Plans to consult on gene editing – which could unlock substantial benefits to nature, the environment and help farmers with crops resistant to pests, disease or extreme weather and to produce healthier, more nutritious food – have been set out today (January 7), by Environment Secretary George Eustice in his speech at the Oxford Farming Conference.
The way that plants and animals grow is controlled by the information in their genes.
For centuries, farmers and growers have carefully chosen to breed stronger, healthier individual animals or plants so that the next generation has these beneficial traits - but this is a slow process.
Technologies developed in the last decade enable genes to be edited much more quickly and precisely to mimic the natural breeding process, helping to target plant and animal breeding to help the UK reach its climate and biodiversity goals in a safe and sustainable way.
Gene editing is different to genetic modification where DNA from one species is introduced to a different one. Gene edited organisms do not contain DNA from different species, and instead only produce changes that could be made slowly using traditional breeding methods.
At the moment, due to a legal ruling from the European Court of Justice in 2018, gene editing is regulated in the same way as genetic modification.
The consultation announced today will focus on stopping certain gene editing organisms from being regulated in the same way as genetic modification, as long as they could have been produced naturally or through traditional breeding.

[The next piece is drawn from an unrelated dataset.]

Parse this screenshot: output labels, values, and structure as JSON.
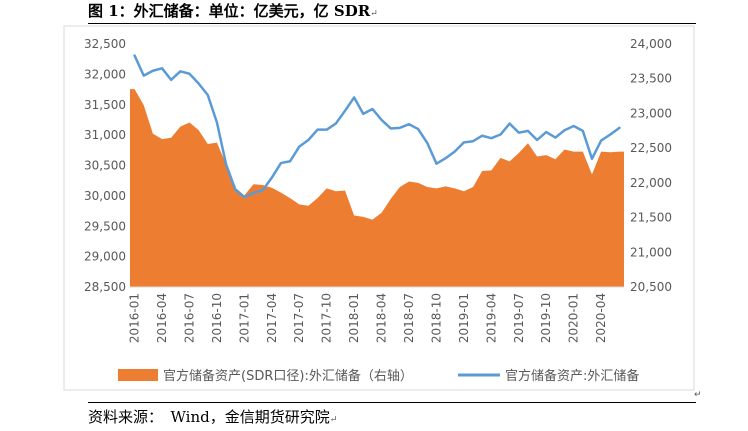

This approach has already been adopted by a wide range of countries across the world, including Japan, Australia and Argentina.
The government has said that it will continue to work with farming and environmental groups to develop the right rules and ensure robust controls are in place to maintain the highest food safety standards while supporting the production of healthier food.
Speaking at the Oxford Farming Conference today, Environment Secretary George Eustice said:
"Gene editing has the ability to harness the genetic resources that mother nature has provided, in order to tackle the challenges of our age.
"This includes breeding crops that perform better, reducing costs to farmers and impacts on the environment, and helping us all adapt to the challenges of climate change.
Its potential was blocked by a European Court of Justice ruling in 2018, which is flawed and stifling to scientific progress.
"Now that we have left the EU, we are free to make coherent policy decisions based on science and evidence. That begins with this consultation."
Consulting with academia, environmental groups, the food and farming sectors and the public is the beginning of this process which, depending on the outcome, will require primary legislation scrutinised and approved by Parliament.